古典の和の情趣の中にほのかにロマンチックな薫りがただよう大正浪漫なデザインがとても素敵で、高畠華宵の描く叙情画の世界をうつしとったような詩的な幻想とクラシカルな気品を楽しむ優雅な夏姿を作り出してくれそうです。
ざらっとした手触りの、上品なツヤ感とくしゅっとしたしっかりめのシボの出た、張りとシャリ感のあるさっぱりとした縮地で、所々に節のような風合いのある小千谷縮にも似た自然布らしい味わい深い織り地です。おそらく麻と思われ、肌離れや風通しがよく、暑さ厳しい夏の日も心地よくお召しになっていただけそうです。やや目が粗めに織り出された薄手の生地のため、光に透かすとうっすらと透けます。
紗や絽ほどは透けないので、5月なかばくらいから9月くらいまで気候にあわせて長く楽しんでいただけそうです。

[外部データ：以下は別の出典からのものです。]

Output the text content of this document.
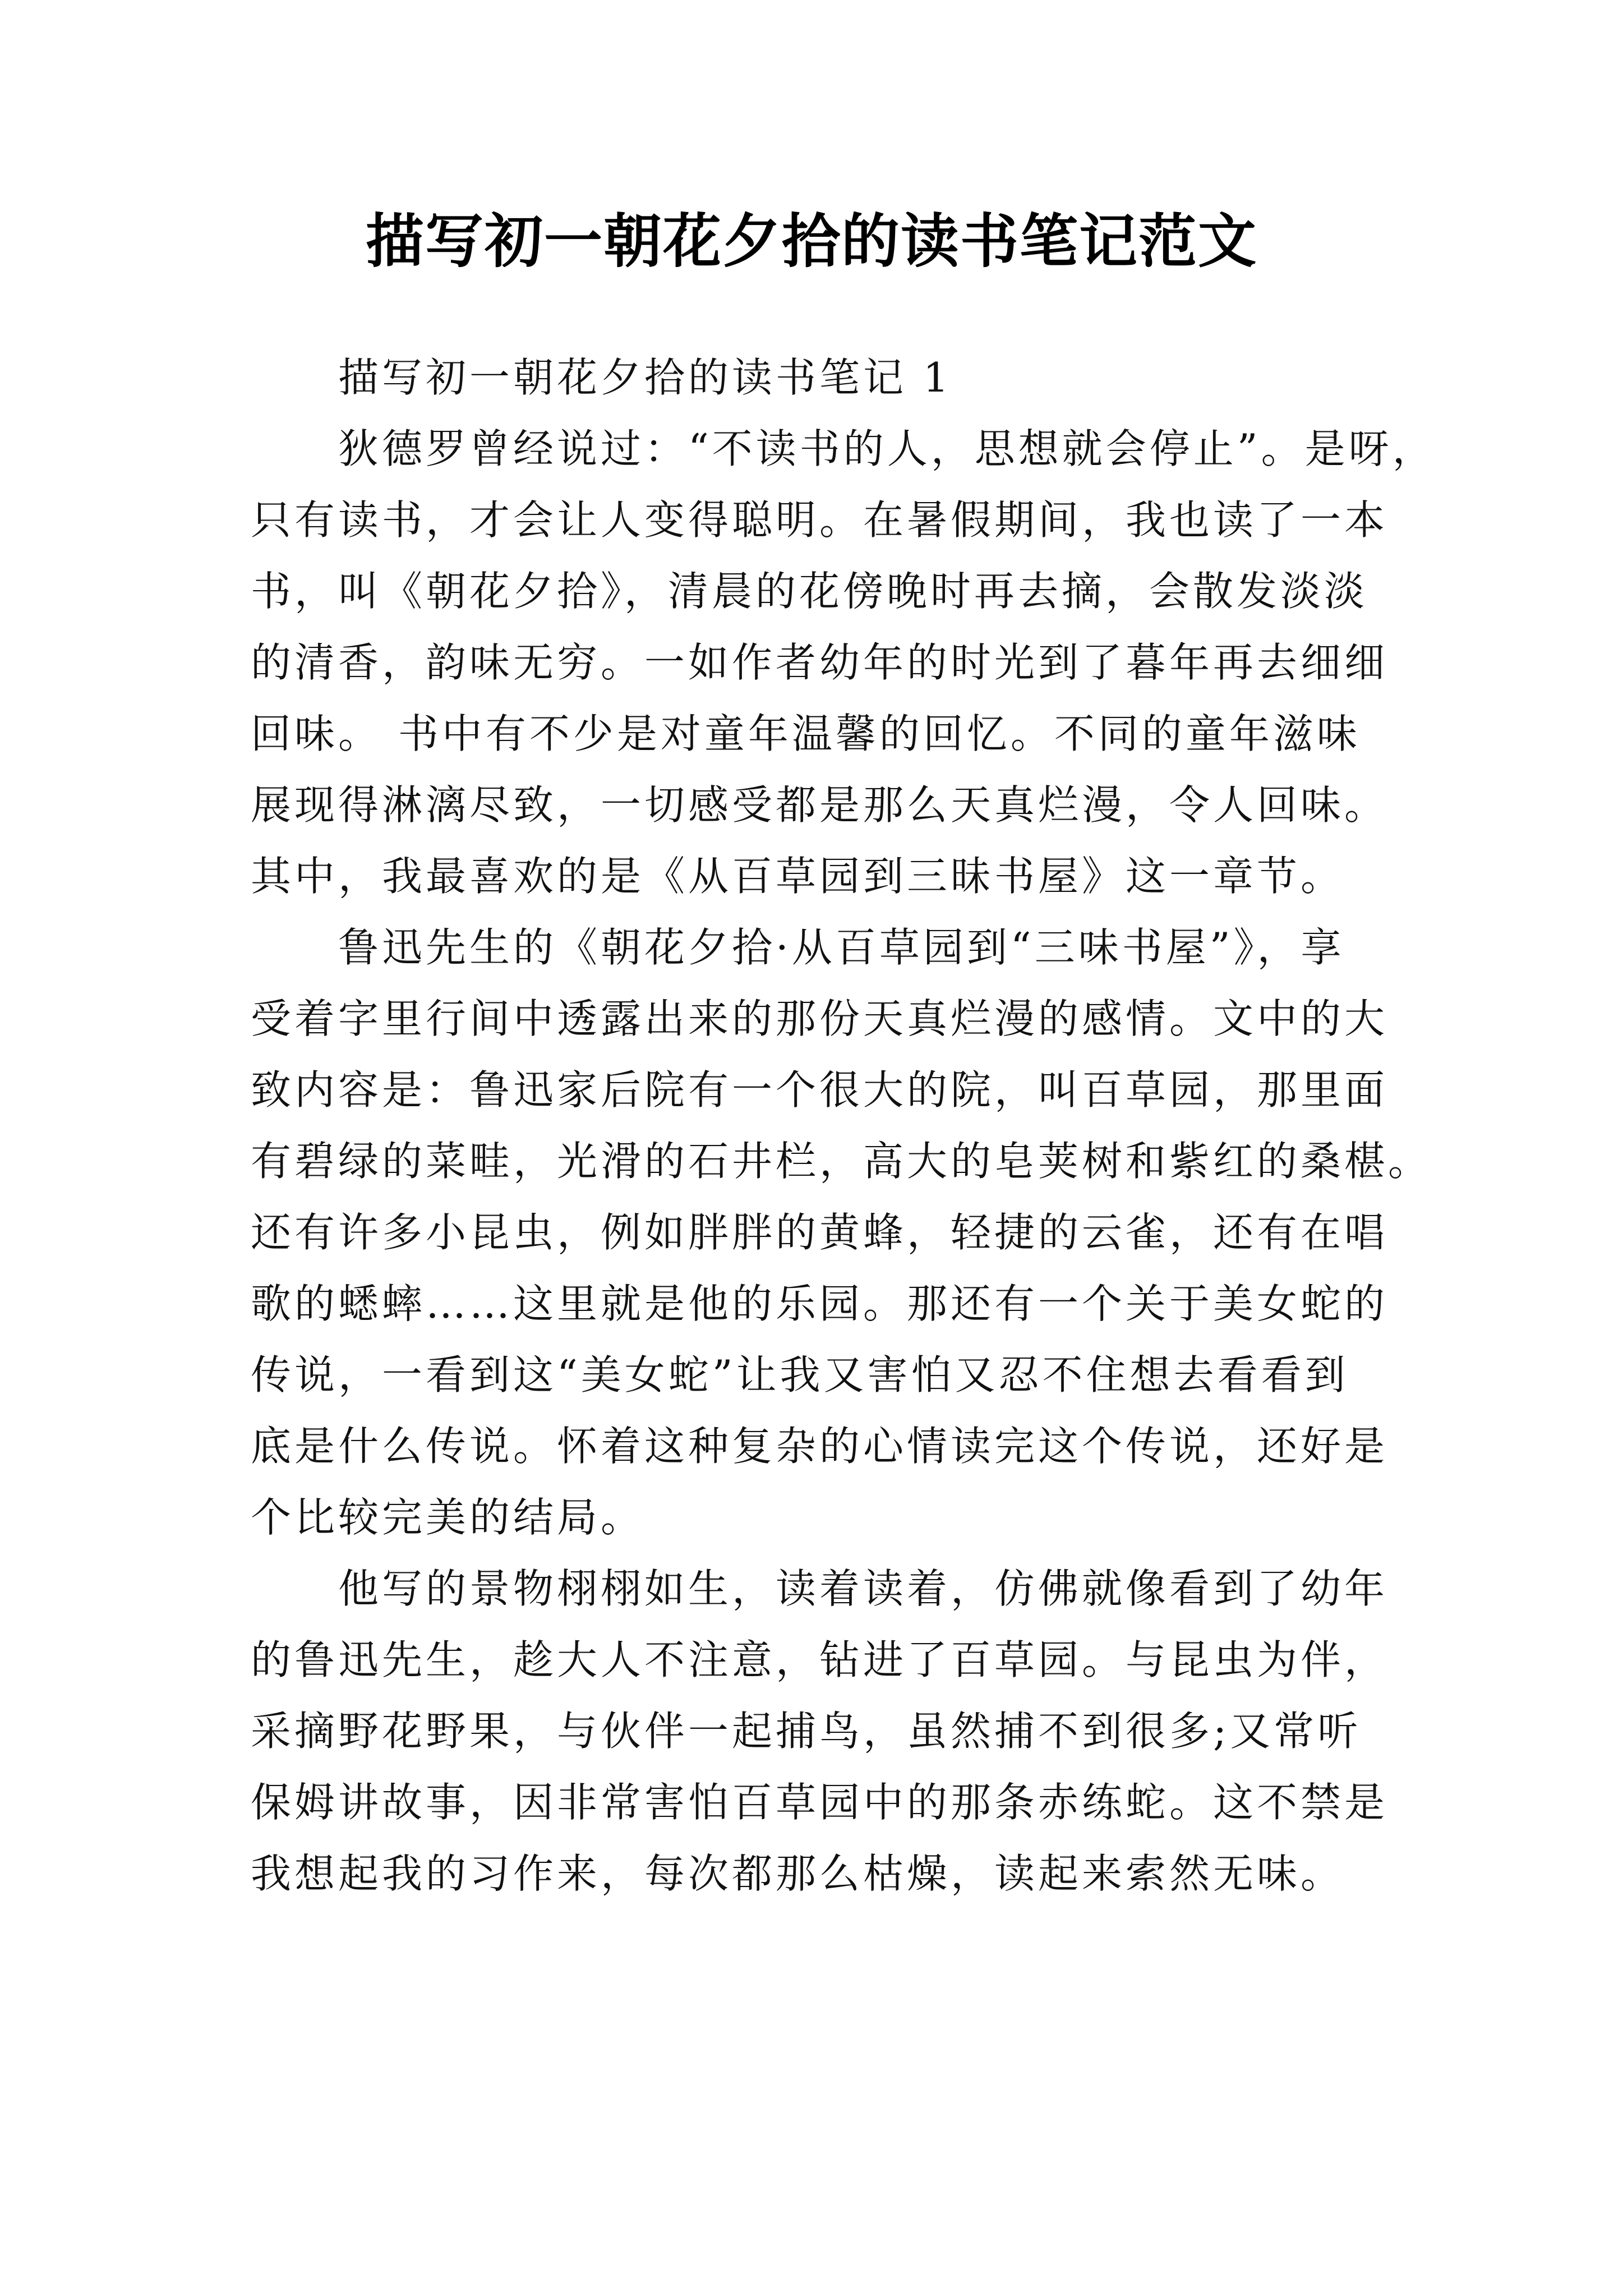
描写初一朝花夕拾的读书笔记范文
描写初一朝花夕拾的读书笔记 1
狄德罗曾经说过：“不读书的人，思想就会停止”。是呀，
只有读书，才会让人变得聪明。在暑假期间，我也读了一本
书，叫《朝花夕拾》，清晨的花傍晚时再去摘，会散发淡淡
的清香，韵味无穷。一如作者幼年的时光到了暮年再去细细
回味。 书中有不少是对童年温馨的回忆。不同的童年滋味
展现得淋漓尽致，一切感受都是那么天真烂漫，令人回味。
其中，我最喜欢的是《从百草园到三昧书屋》这一章节。
鲁迅先生的《朝花夕拾·从百草园到“三味书屋”》，享
受着字里行间中透露出来的那份天真烂漫的感情。文中的大
致内容是：鲁迅家后院有一个很大的院，叫百草园，那里面
有碧绿的菜畦，光滑的石井栏，高大的皂荚树和紫红的桑椹。
还有许多小昆虫，例如胖胖的黄蜂，轻捷的云雀，还有在唱
歌的蟋蟀……这里就是他的乐园。那还有一个关于美女蛇的
传说，一看到这“美女蛇”让我又害怕又忍不住想去看看到
底是什么传说。怀着这种复杂的心情读完这个传说，还好是
个比较完美的结局。
他写的景物栩栩如生，读着读着，仿佛就像看到了幼年
的鲁迅先生，趁大人不注意，钻进了百草园。与昆虫为伴，
采摘野花野果，与伙伴一起捕鸟，虽然捕不到很多;又常听
保姆讲故事，因非常害怕百草园中的那条赤练蛇。这不禁是
我想起我的习作来，每次都那么枯燥，读起来索然无味。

写真やディスプレイに正確に色が出にくく、光の加減で紫みが強く見えたり、青み強く見えたりします。
エリはバチ衿で手縫い仕立てです。
※手縫いかどうかについての判断は、スソまわりとソデまわり、ソデ付け、脇線の縫い目で確認しております。それ以外の部分ミシン縫いの場合は見逃しがあることがございますので、ご了承ください。